Re: areas of study for use in misc mup21 and f21 applications
- To: garyl@xxxxxxxxxxx
- Subject: Re: areas of study for use in misc mup21 and f21 applications
- From: dcr@xxxxxxxxxxxx (Dan C. Rinnert)
- Date: Fri, 14 Nov 1997 19:04:00 -0400
- Cc: MISC-request
- Old-Date: 14 Nov 1997 23:14:15 GMT
- Organization: Canville Virtual Village
- Reply-To: dcr@xxxxxxxxxxxx
- ReSent-Date: Sun, 16 Nov 1997 14:01:39 -0500 (EST)
- ReSent-From: Penio Penev <penev@xxxxxxx>
- ReSent-Message-ID: <Pine.SGI.3.96.971116140139.2459F@venezia.rockefeller.edu>
- ReSent-To: MISC
garyl@nvmedia.com,Internet writes:
>But now one F21 has many
>times the power of a PDP 8 or so and it is not hard to see one person
>using 10 F21s for a price comparable to a midprice pc clone. I would
>like to see experimental systems in which one F21 is used for the code
>development and others are used for other operating system functions,
>such as object oriented disk system, flowchart display, debugging tools,
>print rendering, and graphics display.
> Any thoughts on these or other subjects?
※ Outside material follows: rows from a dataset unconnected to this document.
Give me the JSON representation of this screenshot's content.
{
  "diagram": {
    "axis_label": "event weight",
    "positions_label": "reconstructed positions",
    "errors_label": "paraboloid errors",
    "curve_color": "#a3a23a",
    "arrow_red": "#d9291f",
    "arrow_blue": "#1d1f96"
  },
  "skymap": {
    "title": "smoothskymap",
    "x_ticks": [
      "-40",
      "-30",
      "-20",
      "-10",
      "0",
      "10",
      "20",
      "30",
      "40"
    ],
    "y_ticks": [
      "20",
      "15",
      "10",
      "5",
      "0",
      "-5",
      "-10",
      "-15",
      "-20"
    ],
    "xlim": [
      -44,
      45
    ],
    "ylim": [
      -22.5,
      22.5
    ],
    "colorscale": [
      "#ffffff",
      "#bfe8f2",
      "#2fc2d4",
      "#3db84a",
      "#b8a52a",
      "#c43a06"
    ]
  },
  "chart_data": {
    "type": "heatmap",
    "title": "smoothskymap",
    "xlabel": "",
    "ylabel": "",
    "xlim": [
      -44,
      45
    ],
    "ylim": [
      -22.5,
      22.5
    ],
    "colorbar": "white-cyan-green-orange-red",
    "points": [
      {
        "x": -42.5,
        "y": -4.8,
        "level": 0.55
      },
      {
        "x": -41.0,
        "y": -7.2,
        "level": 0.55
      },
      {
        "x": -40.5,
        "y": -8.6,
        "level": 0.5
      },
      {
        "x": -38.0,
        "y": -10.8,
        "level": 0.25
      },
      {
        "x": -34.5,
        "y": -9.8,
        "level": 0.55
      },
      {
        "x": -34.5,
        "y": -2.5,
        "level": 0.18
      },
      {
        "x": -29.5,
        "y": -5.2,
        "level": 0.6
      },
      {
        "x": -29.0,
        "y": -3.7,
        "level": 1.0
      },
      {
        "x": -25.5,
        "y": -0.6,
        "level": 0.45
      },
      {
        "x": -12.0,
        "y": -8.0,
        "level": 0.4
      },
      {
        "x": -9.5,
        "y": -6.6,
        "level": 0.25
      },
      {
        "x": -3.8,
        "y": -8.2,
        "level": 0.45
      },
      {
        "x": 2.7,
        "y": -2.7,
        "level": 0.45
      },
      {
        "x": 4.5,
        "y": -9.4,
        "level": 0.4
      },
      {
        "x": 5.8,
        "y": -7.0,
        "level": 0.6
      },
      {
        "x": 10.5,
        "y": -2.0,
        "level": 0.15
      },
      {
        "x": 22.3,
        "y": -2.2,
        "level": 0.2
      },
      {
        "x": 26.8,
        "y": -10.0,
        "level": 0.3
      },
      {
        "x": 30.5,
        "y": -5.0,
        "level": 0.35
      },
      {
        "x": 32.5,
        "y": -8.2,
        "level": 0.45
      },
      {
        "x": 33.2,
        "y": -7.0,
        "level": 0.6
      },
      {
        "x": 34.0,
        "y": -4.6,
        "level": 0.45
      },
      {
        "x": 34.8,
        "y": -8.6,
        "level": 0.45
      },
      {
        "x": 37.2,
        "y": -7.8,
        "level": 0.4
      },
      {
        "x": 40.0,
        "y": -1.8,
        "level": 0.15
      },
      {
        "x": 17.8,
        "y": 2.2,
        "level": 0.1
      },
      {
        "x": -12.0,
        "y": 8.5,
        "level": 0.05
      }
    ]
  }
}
What about using a RISC processor, such as the PowerPC, as a "master"
processor, with several F21s as "slaves"? The PowerPC would handle the core
OS functions, and route/delegate other processes to best be handled, either
by itself or one or more of the F21s.
Or, perhaps the PowerPC could act as a server, while the F21s act as clients?
On second thought, perhaps the former is a better way.